Concrètement, comme le résume le Dr David Tabibian, chef de clinique à l’Hôpital ophtalmique Jules-Gonin, à Lausanne, le principe de base de ce système innovant est «génial de simplicité» puisqu’il «consiste à modifier le trajet de la lumière dans l’œil» en intervenant sur la cornée.

Or, précise-t-il, la myopie est justement un problème lié à cela: «En schématisant à l’extrême, pour des questions de longueur et de courbure de l’œil, la distance entre la cornée et la rétine est trop importante et cela donne ces erreurs de réfraction qui font que la vision est nette de près mais floue de loin.»

Comment?
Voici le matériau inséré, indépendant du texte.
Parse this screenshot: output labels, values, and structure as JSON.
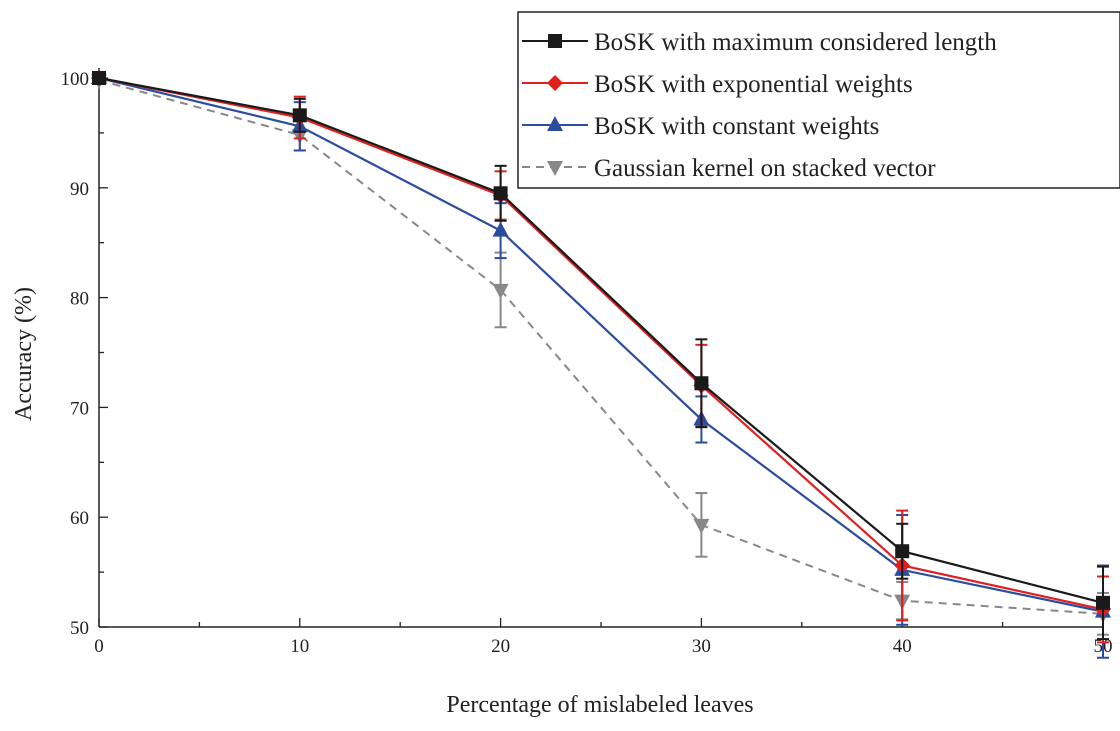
{
  "chart_data": {
    "type": "line",
    "title": "",
    "xlabel": "Percentage of mislabeled leaves",
    "ylabel": "Accuracy (%)",
    "xlim": [
      0,
      50
    ],
    "ylim": [
      50,
      100
    ],
    "x_ticks": [
      0,
      10,
      20,
      30,
      40,
      50
    ],
    "x_tick_labels": [
      "0",
      "10",
      "20",
      "30",
      "40",
      "50"
    ],
    "y_ticks": [
      50,
      60,
      70,
      80,
      90,
      100
    ],
    "y_tick_labels": [
      "50",
      "60",
      "70",
      "80",
      "90",
      "100"
    ],
    "grid": false,
    "legend_position": "top-right",
    "x": [
      0,
      10,
      20,
      30,
      40,
      50
    ],
    "series": [
      {
        "name": "BoSK with maximum considered length",
        "color": "#1a1a1a",
        "marker": "square",
        "dash": false,
        "values": [
          100,
          96.6,
          89.5,
          72.2,
          56.9,
          52.2
        ],
        "error": [
          0,
          1.5,
          2.5,
          4.0,
          2.5,
          3.3
        ]
      },
      {
        "name": "BoSK with exponential weights",
        "color": "#e0201f",
        "marker": "diamond",
        "dash": false,
        "values": [
          100,
          96.4,
          89.3,
          72.0,
          55.6,
          51.6
        ],
        "error": [
          0,
          1.9,
          2.2,
          3.7,
          5.0,
          3.0
        ]
      },
      {
        "name": "BoSK with constant weights",
        "color": "#2b4da0",
        "marker": "triangle-up",
        "dash": false,
        "values": [
          100,
          95.6,
          86.1,
          68.9,
          55.2,
          51.4
        ],
        "error": [
          0,
          2.2,
          2.5,
          2.1,
          5.0,
          4.2
        ]
      },
      {
        "name": "Gaussian kernel on stacked vector",
        "color": "#888888",
        "marker": "triangle-down",
        "dash": true,
        "values": [
          99.8,
          94.8,
          80.7,
          59.3,
          52.4,
          51.2
        ],
        "error": [
          0,
          1.4,
          3.4,
          2.9,
          1.7,
          1.9
        ]
      }
    ]
  }
}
D’abord, à l’aide d’un petit laser, il s’agit de faire des trous minuscules dans la cornée. L’idée est de tracer un motif optique très précis qui correspond à la correction nécessaire. Ensuite, on instille quelques gouttes d’un collyre renfermant des nanoparticules de protéines. Celles-ci vont aller se loger dans les mini-incisions, ce qui va modifier le point de focale et corriger la vision. En clair: rectifier la surface de l’œil permet de changer ipso facto le chemin de la lumière pour qu’elle arrive à un endroit optimal pour voir bien, même de loin.

Récemment, le Dr Smadja indiquait que ce système a d’ores et déjà été testé sur les yeux de porcs morts, ces animaux ayant un système optique très similaire à celui des humains: «Nous avons obtenu une correction de 3 dioptries. Cela signifie que quelqu’un qui a besoin de lunettes de lecture pourrait maintenant s’en passer!» Il ajoutait que la procédure à appliquer est simplissime, d’autant que «les tissus de l’œil ne sont presque pas impactés avec ce nouveau système».
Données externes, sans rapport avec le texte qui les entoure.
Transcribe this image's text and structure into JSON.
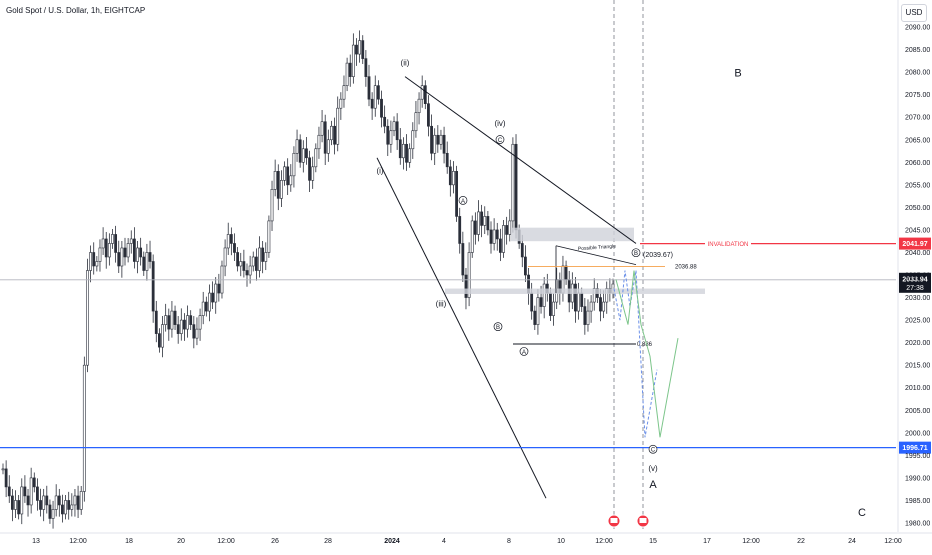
{
  "header": {
    "title": "Gold Spot / U.S. Dollar, 1h, EIGHTCAP",
    "currency_button": "USD"
  },
  "colors": {
    "up": "#2a2e39",
    "grid": "#e0e3eb",
    "invalidation": "#f23645",
    "support": "#2962ff",
    "price_line": "#b2b5be",
    "zone": "#cfd2d9",
    "blue_path": "#6a8fe8",
    "green_path": "#7cc58a",
    "fib_orange": "#f5a04a"
  },
  "chart_data": {
    "type": "candlestick",
    "symbol": "Gold Spot / U.S. Dollar",
    "interval": "1h",
    "exchange": "EIGHTCAP",
    "y_ticks": [
      1980,
      1985,
      1990,
      1995,
      2000,
      2005,
      2010,
      2015,
      2020,
      2025,
      2030,
      2035,
      2040,
      2045,
      2050,
      2055,
      2060,
      2065,
      2070,
      2075,
      2080,
      2085,
      2090
    ],
    "y_tick_labels": [
      "1980.00",
      "1985.00",
      "1990.00",
      "1995.00",
      "2000.00",
      "2005.00",
      "2010.00",
      "2015.00",
      "2020.00",
      "2025.00",
      "2030.00",
      "2035.00",
      "2040.00",
      "2045.00",
      "2050.00",
      "2055.00",
      "2060.00",
      "2065.00",
      "2070.00",
      "2075.00",
      "2080.00",
      "2085.00",
      "2090.00"
    ],
    "ylim": [
      1978,
      2096
    ],
    "x_labels": [
      "13",
      "12:00",
      "18",
      "20",
      "12:00",
      "26",
      "28",
      "2024",
      "4",
      "8",
      "10",
      "12:00",
      "15",
      "17",
      "12:00",
      "22",
      "24",
      "12:00"
    ],
    "close_series": [
      1992,
      1988,
      1986,
      1983,
      1985,
      1982,
      1988,
      1986,
      1984,
      1990,
      1988,
      1985,
      1983,
      1986,
      1984,
      1981,
      1983,
      1986,
      1984,
      1982,
      1985,
      1983,
      1984,
      1986,
      1983,
      1987,
      2015,
      2036,
      2040,
      2037,
      2038,
      2041,
      2043,
      2039,
      2042,
      2044,
      2040,
      2037,
      2041,
      2039,
      2042,
      2043,
      2038,
      2041,
      2039,
      2036,
      2040,
      2038,
      2027,
      2022,
      2019,
      2024,
      2026,
      2023,
      2027,
      2024,
      2022,
      2025,
      2023,
      2026,
      2024,
      2021,
      2023,
      2026,
      2029,
      2027,
      2031,
      2029,
      2033,
      2031,
      2037,
      2041,
      2044,
      2042,
      2040,
      2037,
      2038,
      2036,
      2035,
      2037,
      2039,
      2036,
      2041,
      2038,
      2040,
      2047,
      2054,
      2058,
      2052,
      2056,
      2059,
      2055,
      2057,
      2062,
      2065,
      2060,
      2063,
      2061,
      2056,
      2059,
      2063,
      2066,
      2069,
      2062,
      2065,
      2068,
      2064,
      2072,
      2074,
      2077,
      2082,
      2079,
      2086,
      2084,
      2087,
      2083,
      2079,
      2074,
      2072,
      2077,
      2074,
      2070,
      2068,
      2064,
      2067,
      2069,
      2065,
      2061,
      2064,
      2060,
      2063,
      2067,
      2071,
      2074,
      2077,
      2073,
      2068,
      2062,
      2066,
      2064,
      2066,
      2062,
      2059,
      2055,
      2058,
      2048,
      2042,
      2035,
      2030,
      2040,
      2047,
      2044,
      2049,
      2046,
      2048,
      2045,
      2042,
      2045,
      2043,
      2040,
      2046,
      2044,
      2047,
      2064,
      2045,
      2042,
      2039,
      2035,
      2031,
      2027,
      2024,
      2030,
      2028,
      2033,
      2031,
      2026,
      2029,
      2034,
      2031,
      2037,
      2034,
      2029,
      2033,
      2027,
      2031,
      2028,
      2024,
      2027,
      2029,
      2032,
      2030,
      2027,
      2029,
      2032,
      2031,
      2033
    ],
    "current_price": "2033.94",
    "countdown": "27:38",
    "levels": [
      {
        "name": "INVALIDATION",
        "value": 2041.97,
        "label": "2041.97"
      },
      {
        "name": "support",
        "value": 1996.71,
        "label": "1996.71"
      }
    ],
    "annotations": {
      "wave_labels": [
        "(ii)",
        "(i)",
        "(iii)",
        "(iv)",
        "(v)",
        "A",
        "B",
        "C"
      ],
      "circled": [
        "A",
        "B",
        "C",
        "A",
        "B",
        "C"
      ],
      "invalidation_text": "INVALIDATION",
      "price_note_1": "(2039.67)",
      "price_note_2": "2036.88",
      "fib_label": "0.886",
      "triangle_text": "Possible Triangle"
    }
  }
}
Et le chercheur de détailler: «Premièrement, les patients mesurent leur vue à l’aide de leur smartphone, via une application spéciale (il en existe déjà). Deuxièmement, par un petit dispositif laser clippé sur le téléphone et lié à une deuxième appli qui est en cours de développement, ils gravent la forme adaptée à leur problématique. Troisièmement, ils instillent des gouttes de Nano Drops!»

Simple en théorie. Évidemment. Mais dans la pratique? C’est là que le bât blesse, notent les spécialistes. Ainsi, pour le Dr Tabibian: «Le Dr Smadja et son équipe (ndlr: notamment des chercheurs de l’Université Bar Ilan de Jérusalem) planchent sur cette procédure depuis deux ou trois ans, et selon la présentation qui en a été faite en 2018 lors d’un congrès international d’ophtalmologie, elle est d’autant plus prometteuse qu’elle se fonde sur l’utilisation des nanotechnologies, dont on voit de plus en plus l’intérêt. Cela dit, cette technique n’a encore été expérimentée que sur des animaux morts!»
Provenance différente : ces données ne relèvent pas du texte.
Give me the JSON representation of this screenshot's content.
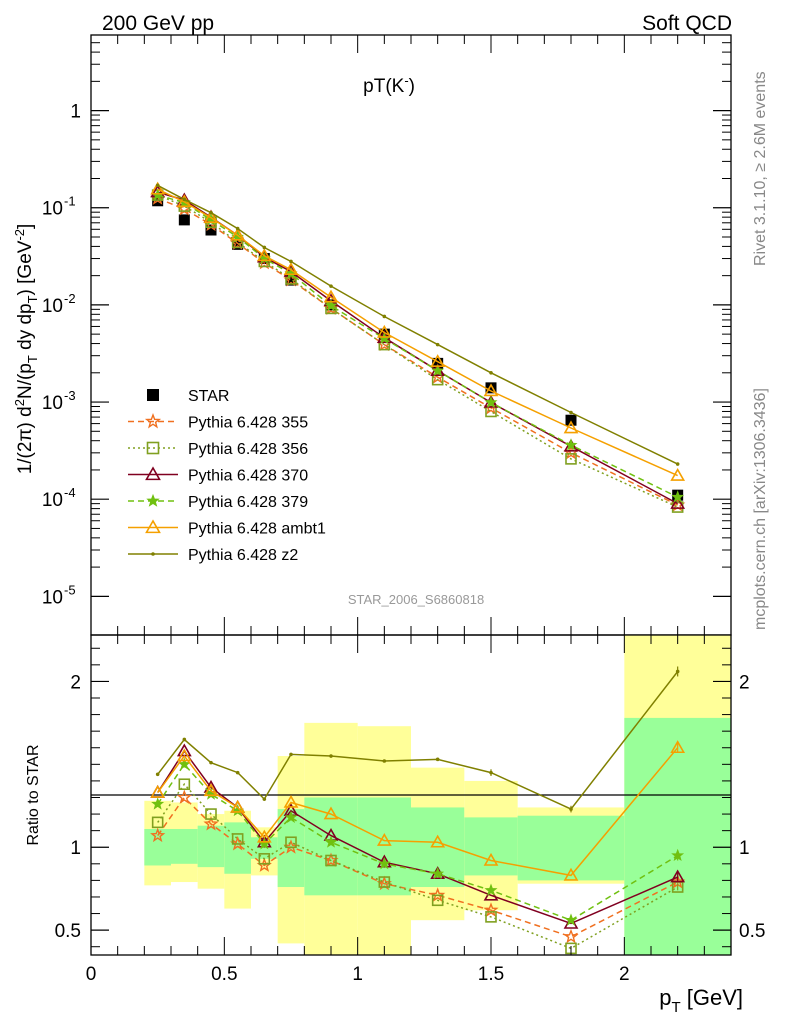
{
  "header": {
    "left": "200 GeV pp",
    "right": "Soft QCD",
    "plot_title": "pT(K",
    "plot_title_sup": "-",
    "plot_title_close": ")",
    "analysis": "STAR_2006_S6860818",
    "side_top": "Rivet 3.1.10, ≥ 2.6M events",
    "side_bottom": "mcplots.cern.ch [arXiv:1306.3436]"
  },
  "colors": {
    "STAR": "#000000",
    "p355": "#f07020",
    "p356": "#80a020",
    "p370": "#800020",
    "p379": "#70c010",
    "ambt1": "#f5a000",
    "z2": "#808000",
    "band_inner": "#99ff99",
    "band_outer": "#ffff99"
  },
  "chart_data": [
    {
      "type": "scatter",
      "name": "main",
      "ylabel": "1/(2π) d²N/(p_T dy dp_T) [GeV⁻²]",
      "ylabel_parts": {
        "a": "1/(2",
        "pi": "π",
        "b": ") d",
        "sup2": "2",
        "c": "N/(p",
        "subT1": "T",
        "d": " dy dp",
        "subT2": "T",
        "e": ") [GeV",
        "sup": "-2",
        "f": "]"
      },
      "xlim": [
        0,
        2.4
      ],
      "ylim": [
        4e-06,
        6
      ],
      "yscale": "log",
      "y_ticks": [
        {
          "v": 1,
          "label": "1"
        },
        {
          "v": 0.1,
          "label": "10",
          "sup": "-1"
        },
        {
          "v": 0.01,
          "label": "10",
          "sup": "-2"
        },
        {
          "v": 0.001,
          "label": "10",
          "sup": "-3"
        },
        {
          "v": 0.0001,
          "label": "10",
          "sup": "-4"
        },
        {
          "v": 1e-05,
          "label": "10",
          "sup": "-5"
        }
      ],
      "legend_position": "bottom-left",
      "series": [
        {
          "key": "STAR",
          "name": "STAR",
          "marker": "square",
          "x": [
            0.25,
            0.35,
            0.45,
            0.55,
            0.65,
            0.75,
            0.9,
            1.1,
            1.3,
            1.5,
            1.8,
            2.2
          ],
          "y": [
            0.118,
            0.075,
            0.059,
            0.042,
            0.03,
            0.018,
            0.01,
            0.005,
            0.0025,
            0.0014,
            0.00065,
            0.00011
          ]
        },
        {
          "key": "p355",
          "name": "Pythia 6.428 355",
          "marker": "star",
          "dash": "6,4",
          "x": [
            0.25,
            0.35,
            0.45,
            0.55,
            0.65,
            0.75,
            0.9,
            1.1,
            1.3,
            1.5,
            1.8,
            2.2
          ],
          "y": [
            0.125,
            0.097,
            0.067,
            0.043,
            0.027,
            0.018,
            0.0092,
            0.0039,
            0.0018,
            0.00087,
            0.0003,
            8.7e-05
          ]
        },
        {
          "key": "p356",
          "name": "Pythia 6.428 356",
          "marker": "opensquare",
          "dash": "2,3",
          "x": [
            0.25,
            0.35,
            0.45,
            0.55,
            0.65,
            0.75,
            0.9,
            1.1,
            1.3,
            1.5,
            1.8,
            2.2
          ],
          "y": [
            0.135,
            0.104,
            0.071,
            0.044,
            0.028,
            0.0185,
            0.0092,
            0.0039,
            0.0017,
            0.0008,
            0.00026,
            8.3e-05
          ]
        },
        {
          "key": "p370",
          "name": "Pythia 6.428 370",
          "marker": "opentriangle",
          "dash": "",
          "x": [
            0.25,
            0.35,
            0.45,
            0.55,
            0.65,
            0.75,
            0.9,
            1.1,
            1.3,
            1.5,
            1.8,
            2.2
          ],
          "y": [
            0.145,
            0.12,
            0.08,
            0.052,
            0.031,
            0.022,
            0.011,
            0.0046,
            0.0021,
            0.00099,
            0.00035,
            9e-05
          ]
        },
        {
          "key": "p379",
          "name": "Pythia 6.428 379",
          "marker": "smallstar",
          "dash": "6,4",
          "x": [
            0.25,
            0.35,
            0.45,
            0.55,
            0.65,
            0.75,
            0.9,
            1.1,
            1.3,
            1.5,
            1.8,
            2.2
          ],
          "y": [
            0.135,
            0.113,
            0.075,
            0.05,
            0.03,
            0.021,
            0.0098,
            0.0045,
            0.0021,
            0.00099,
            0.00036,
            0.000105
          ]
        },
        {
          "key": "ambt1",
          "name": "Pythia 6.428 ambt1",
          "marker": "opentriangle",
          "dash": "",
          "x": [
            0.25,
            0.35,
            0.45,
            0.55,
            0.65,
            0.75,
            0.9,
            1.1,
            1.3,
            1.5,
            1.8,
            2.2
          ],
          "y": [
            0.155,
            0.115,
            0.079,
            0.052,
            0.032,
            0.023,
            0.012,
            0.0052,
            0.0026,
            0.0013,
            0.00054,
            0.000175
          ]
        },
        {
          "key": "z2",
          "name": "Pythia 6.428 z2",
          "marker": "dot",
          "dash": "",
          "x": [
            0.25,
            0.35,
            0.45,
            0.55,
            0.65,
            0.75,
            0.9,
            1.1,
            1.3,
            1.5,
            1.8,
            2.2
          ],
          "y": [
            0.17,
            0.122,
            0.089,
            0.061,
            0.039,
            0.028,
            0.0156,
            0.0076,
            0.0039,
            0.002,
            0.00078,
            0.00023
          ]
        }
      ]
    },
    {
      "type": "line",
      "name": "ratio",
      "ylabel": "Ratio to STAR",
      "xlabel_main": "p",
      "xlabel_sub": "T",
      "xlabel_unit": " [GeV]",
      "xlim": [
        0,
        2.4
      ],
      "ylim": [
        0.35,
        2.28
      ],
      "x_ticks": [
        {
          "v": 0,
          "label": "0"
        },
        {
          "v": 0.5,
          "label": "0.5"
        },
        {
          "v": 1,
          "label": "1"
        },
        {
          "v": 1.5,
          "label": "1.5"
        },
        {
          "v": 2,
          "label": "2"
        }
      ],
      "y_ticks": [
        {
          "v": 0.5,
          "label": "0.5"
        },
        {
          "v": 1,
          "label": "1"
        },
        {
          "v": 2,
          "label": "2"
        }
      ],
      "bands": [
        {
          "x0": 0.2,
          "x1": 0.3,
          "inner": [
            0.89,
            1.11
          ],
          "outer": [
            0.77,
            1.28
          ]
        },
        {
          "x0": 0.3,
          "x1": 0.4,
          "inner": [
            0.9,
            1.11
          ],
          "outer": [
            0.79,
            1.27
          ]
        },
        {
          "x0": 0.4,
          "x1": 0.5,
          "inner": [
            0.88,
            1.13
          ],
          "outer": [
            0.75,
            1.2
          ]
        },
        {
          "x0": 0.5,
          "x1": 0.6,
          "inner": [
            0.84,
            1.15
          ],
          "outer": [
            0.63,
            1.22
          ]
        },
        {
          "x0": 0.6,
          "x1": 0.7,
          "inner": [
            0.93,
            1.06
          ],
          "outer": [
            0.83,
            1.12
          ]
        },
        {
          "x0": 0.7,
          "x1": 0.8,
          "inner": [
            0.76,
            1.23
          ],
          "outer": [
            0.42,
            1.55
          ]
        },
        {
          "x0": 0.8,
          "x1": 1.0,
          "inner": [
            0.71,
            1.3
          ],
          "outer": [
            0.35,
            1.75
          ]
        },
        {
          "x0": 1.0,
          "x1": 1.2,
          "inner": [
            0.71,
            1.3
          ],
          "outer": [
            0.35,
            1.73
          ]
        },
        {
          "x0": 1.2,
          "x1": 1.4,
          "inner": [
            0.76,
            1.24
          ],
          "outer": [
            0.56,
            1.48
          ]
        },
        {
          "x0": 1.4,
          "x1": 1.6,
          "inner": [
            0.83,
            1.18
          ],
          "outer": [
            0.62,
            1.4
          ]
        },
        {
          "x0": 1.6,
          "x1": 2.0,
          "inner": [
            0.8,
            1.19
          ],
          "outer": [
            0.78,
            1.24
          ]
        },
        {
          "x0": 2.0,
          "x1": 2.4,
          "inner": [
            0.35,
            1.78
          ],
          "outer": [
            0.35,
            2.28
          ]
        }
      ],
      "series": [
        {
          "key": "p355",
          "y": [
            1.07,
            1.3,
            1.14,
            1.02,
            0.89,
            1.0,
            0.92,
            0.78,
            0.71,
            0.62,
            0.46,
            0.79
          ],
          "err": [
            0,
            0,
            0,
            0,
            0,
            0,
            0,
            0,
            0,
            0,
            0,
            0.02
          ]
        },
        {
          "key": "p356",
          "y": [
            1.15,
            1.38,
            1.2,
            1.05,
            0.93,
            1.03,
            0.92,
            0.79,
            0.68,
            0.58,
            0.39,
            0.76
          ],
          "err": [
            0,
            0,
            0,
            0,
            0,
            0,
            0,
            0,
            0,
            0,
            0,
            0.02
          ]
        },
        {
          "key": "p370",
          "y": [
            1.33,
            1.58,
            1.36,
            1.24,
            1.03,
            1.22,
            1.07,
            0.91,
            0.84,
            0.71,
            0.54,
            0.82
          ],
          "err": [
            0,
            0,
            0,
            0,
            0,
            0,
            0,
            0,
            0,
            0,
            0,
            0.03
          ]
        },
        {
          "key": "p379",
          "y": [
            1.26,
            1.5,
            1.32,
            1.22,
            1.02,
            1.18,
            1.03,
            0.9,
            0.84,
            0.74,
            0.56,
            0.95
          ],
          "err": [
            0,
            0,
            0,
            0,
            0,
            0,
            0,
            0,
            0,
            0,
            0,
            0.03
          ]
        },
        {
          "key": "ambt1",
          "y": [
            1.33,
            1.55,
            1.34,
            1.24,
            1.06,
            1.27,
            1.2,
            1.04,
            1.03,
            0.92,
            0.83,
            1.6
          ],
          "err": [
            0,
            0,
            0,
            0,
            0,
            0,
            0,
            0,
            0,
            0,
            0,
            0.03
          ]
        },
        {
          "key": "z2",
          "y": [
            1.44,
            1.65,
            1.51,
            1.45,
            1.29,
            1.56,
            1.55,
            1.52,
            1.53,
            1.45,
            1.23,
            2.06
          ],
          "err": [
            0,
            0,
            0,
            0,
            0,
            0,
            0,
            0,
            0,
            0.02,
            0.02,
            0.03
          ]
        }
      ],
      "x": [
        0.25,
        0.35,
        0.45,
        0.55,
        0.65,
        0.75,
        0.9,
        1.1,
        1.3,
        1.5,
        1.8,
        2.2
      ]
    }
  ]
}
Un optimisme nuancé que partage l’ophtalmologue genevoise Alessandra Sansonetti, répondante de la Société suisse d’ophtalmologie: «À première vue, le postulat n’est pas inintéressant, mais il reste encore bien des étapes avant de pouvoir se prononcer!» En gros, relèvent les médecins, il faudra des études in vivo – entendez sur des animaux vivants. Puis obtenir toutes les autorisations nécessaires pour faire des tests sur des êtres humains – ce qui devrait pouvoir commencer d’ici à 2020 ou 2021, assure le Dr Smadja.

Et, dans la foulée, pouvoir répondre à une multitude de questions: y a-t-il des risques à plus ou moins long terme pour les yeux et si oui, lesquels? L’utilisation d’un laser par un particulier est-elle sans danger? Combien de temps l’effet Nano Drops dure-t-il et à quelle cadence faut-il renouveler la procédure? Quels types de mesures d’hygiène cela nécessite-il? Cela marche-t-il pour tous les types de myopie, y compris les plus sévères? À quelle fréquence des contrôles par des professionnels doivent-ils être effectués?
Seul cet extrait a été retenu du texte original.